Addio a ‘Pablito’ Rossi, eroe dell’Italia Mundial ed ex attaccante del Perugia

Morto a 64 anni per un male incurabile. D’Attoma e lo sponsor per acquistarlo. Lo scandalo, la rinascita e il trionfo a Spagna ’82

Paolo Rossi

di D.S.

Addio a Paolo Rossi, indimenticabile protagonista dell’Italia Mundial del 1982 ed anche calciatore del Perugia a fine anni ’70. La triste notizia è stata diramata dalla moglie Federica Cappelletti, perugina. Paolo Rossi era nato a Prato nel 1956, ed è stato stroncato a 64 anni da un male incurabile.

PABLITO E IL MONDIALE: «MI VOLEVANO IN PANCHINA»
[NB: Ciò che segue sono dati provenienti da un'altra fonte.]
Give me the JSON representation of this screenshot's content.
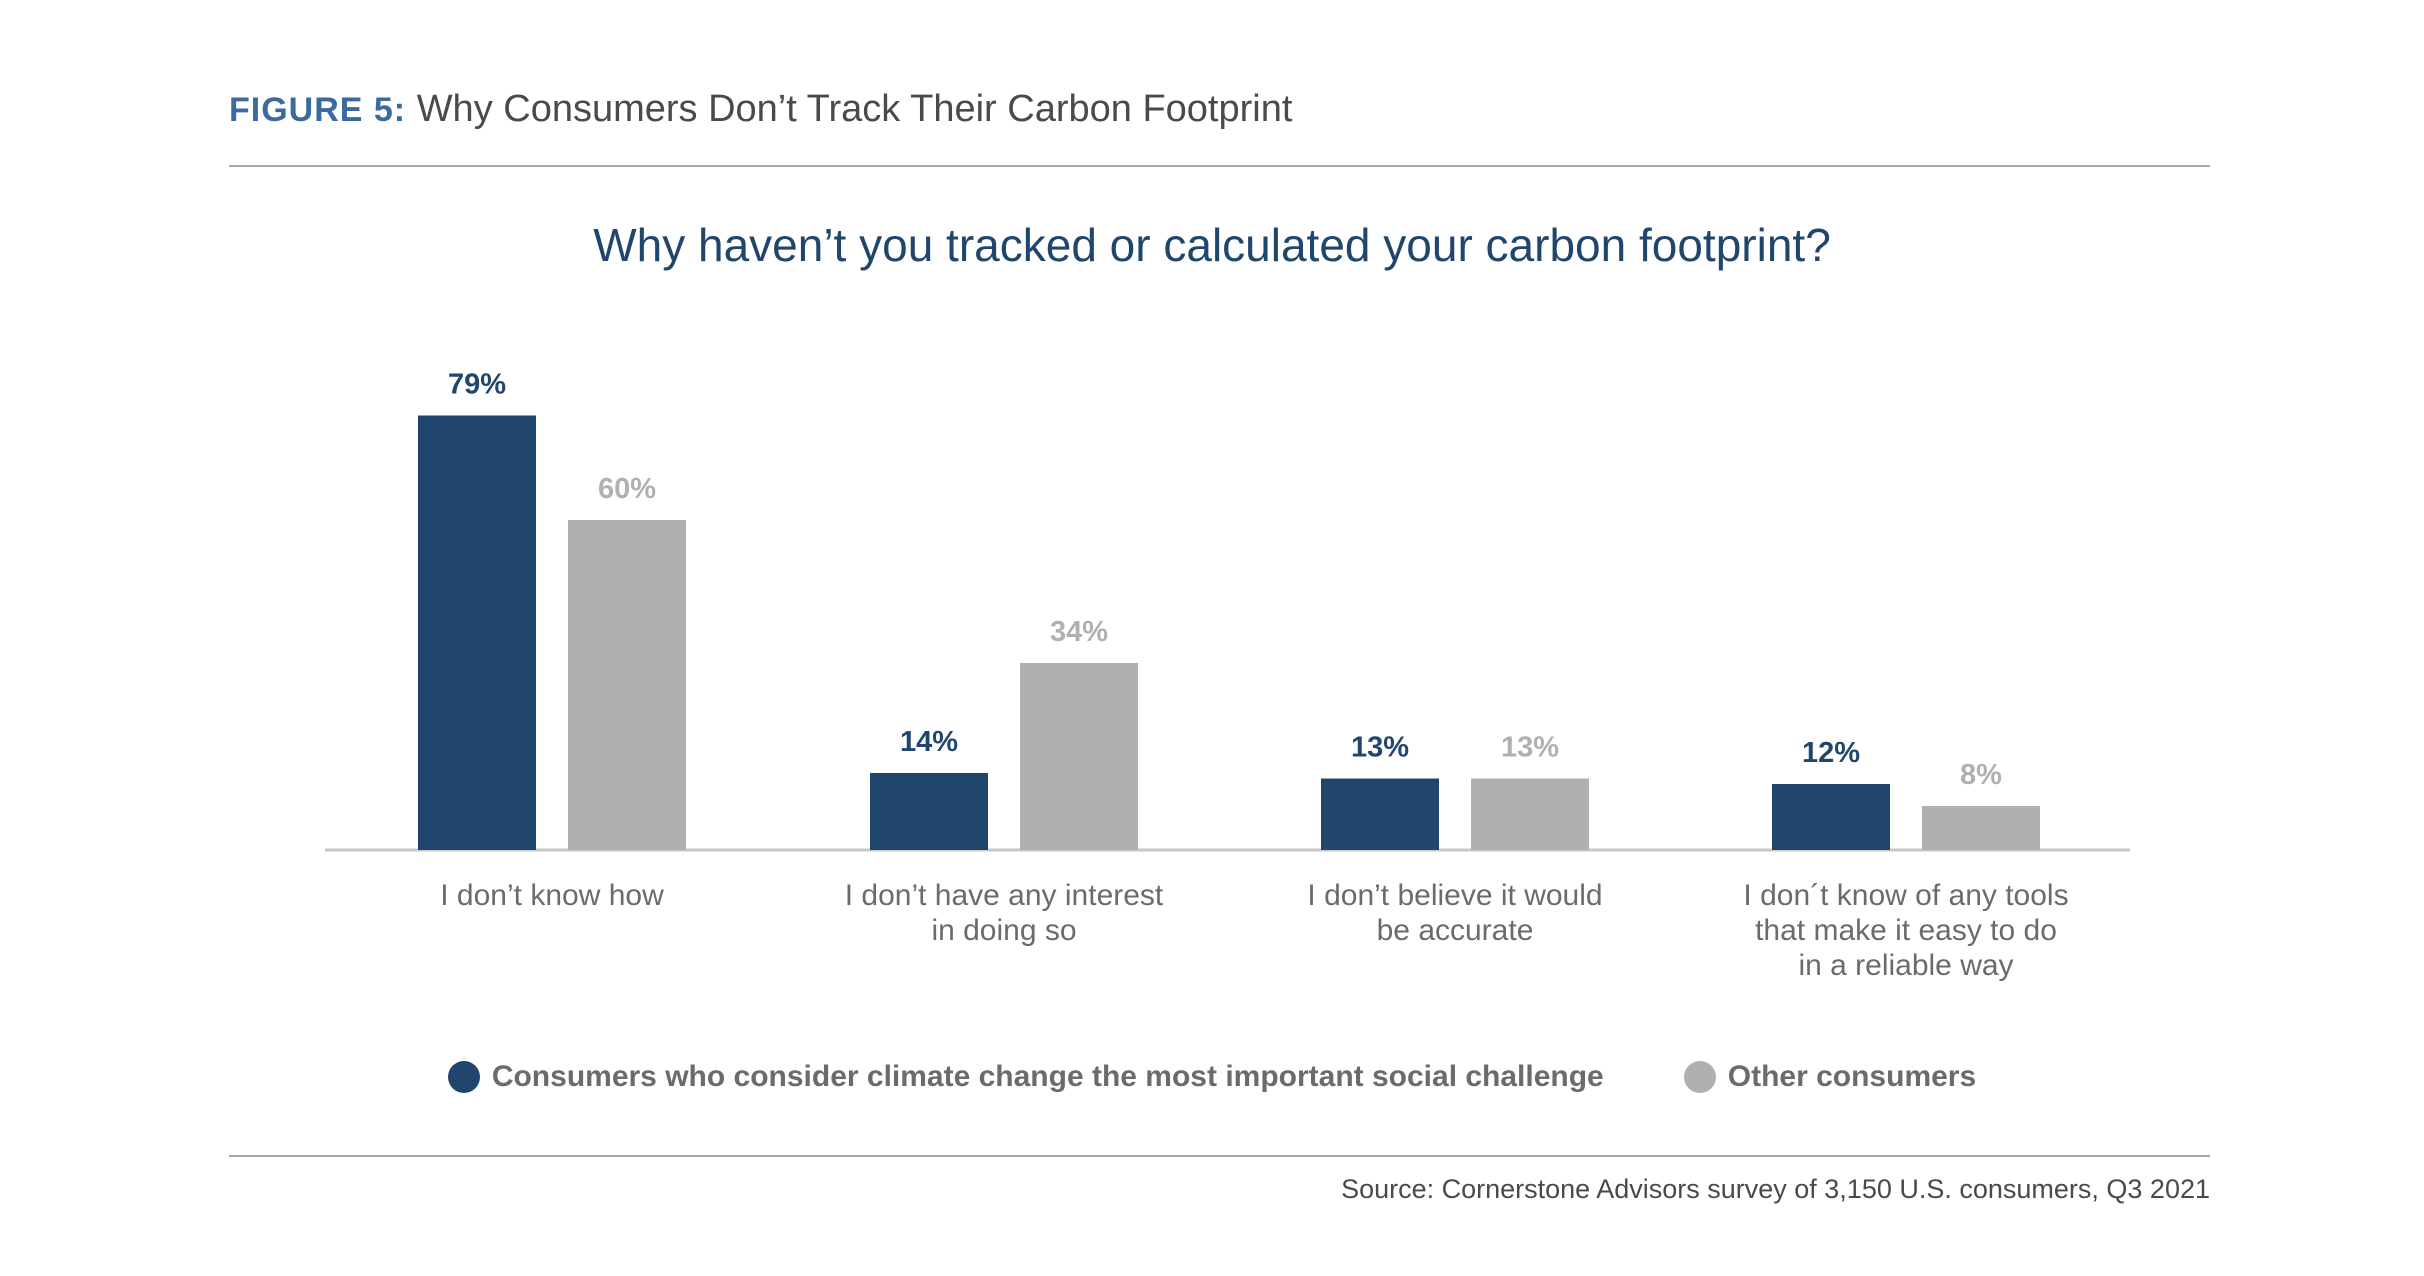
{
  "figure": {
    "label": "FIGURE 5:",
    "title": "Why Consumers Don’t Track Their Carbon Footprint"
  },
  "colors": {
    "series1": "#21466e",
    "series2": "#b0b0b0",
    "header_label": "#3a6a9e",
    "axis": "#c8c8c8",
    "category_text": "#6b6b6b"
  },
  "chart_data": {
    "type": "bar",
    "title": "Why haven’t you tracked or calculated your carbon footprint?",
    "categories": [
      [
        "I don’t know how"
      ],
      [
        "I don’t have any interest",
        "in doing so"
      ],
      [
        "I don’t believe it would",
        "be accurate"
      ],
      [
        "I don´t know of any tools",
        "that make it easy to do",
        "in a reliable way"
      ]
    ],
    "series": [
      {
        "name": "Consumers who consider climate change the most important social challenge",
        "values": [
          79,
          14,
          13,
          12
        ],
        "labels": [
          "79%",
          "14%",
          "13%",
          "12%"
        ]
      },
      {
        "name": "Other consumers",
        "values": [
          60,
          34,
          13,
          8
        ],
        "labels": [
          "60%",
          "34%",
          "13%",
          "8%"
        ]
      }
    ],
    "ylim": [
      0,
      100
    ],
    "grid": false,
    "legend_position": "bottom"
  },
  "source": "Source: Cornerstone Advisors survey of 3,150 U.S. consumers, Q3 2021"
}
Addio a Pablito Protagonista indimenticabile dell’Italia campione del mondo in Spagna nel 1982, quando si laureò capocannoniere della rassegna e divenne autentico simbolo del calcio azzurro, nel 1979 qualche anno prima venne acquistato dal Perugia del presidente Franco D’Attoma con un grandissimo colpo di mercato, uno dei più importanti di tutti i tempi. Rossi veniva dal Lanerossi Vicenza, formazione che era retrocessa in serie B, e per perfezionare l’accordo col presidente vicentino Farina, D’Attoma introdusse la sponsorizzazione nel mondo del calcio (il primo sponsor fu il pastificio Ponte), operazione che a quei tempi fece gridare allo scandalo ma che poi, lentamente, divenne pratica abitudinaria nel mondo del pallone.

La rinascita Col Grifo Paolo Rossi segnò 13 reti in 28 gare di serie A, poi venne coinvolto nello scandalo del calcioscommesse venendo squalificato per due anni. La ‘rinascita’ appunto nel mondiale del 1982, che Rossi disputò da giocatore della Juventus e che lo portò anche a vincere il Pallone d’Oro. Proprio con la Juve vinse due scudetti, una coppa delle coppe, una Supercoppa Uefa e una Coppa dei Campioni. Conclusa la carriera di calciatore è stato a lungo opinionista per Sky, Mediaset e Rai. Lascia oltre alla moglie Federica, tre figli: Sofia Elena, Maria Vittoria e Alessandro.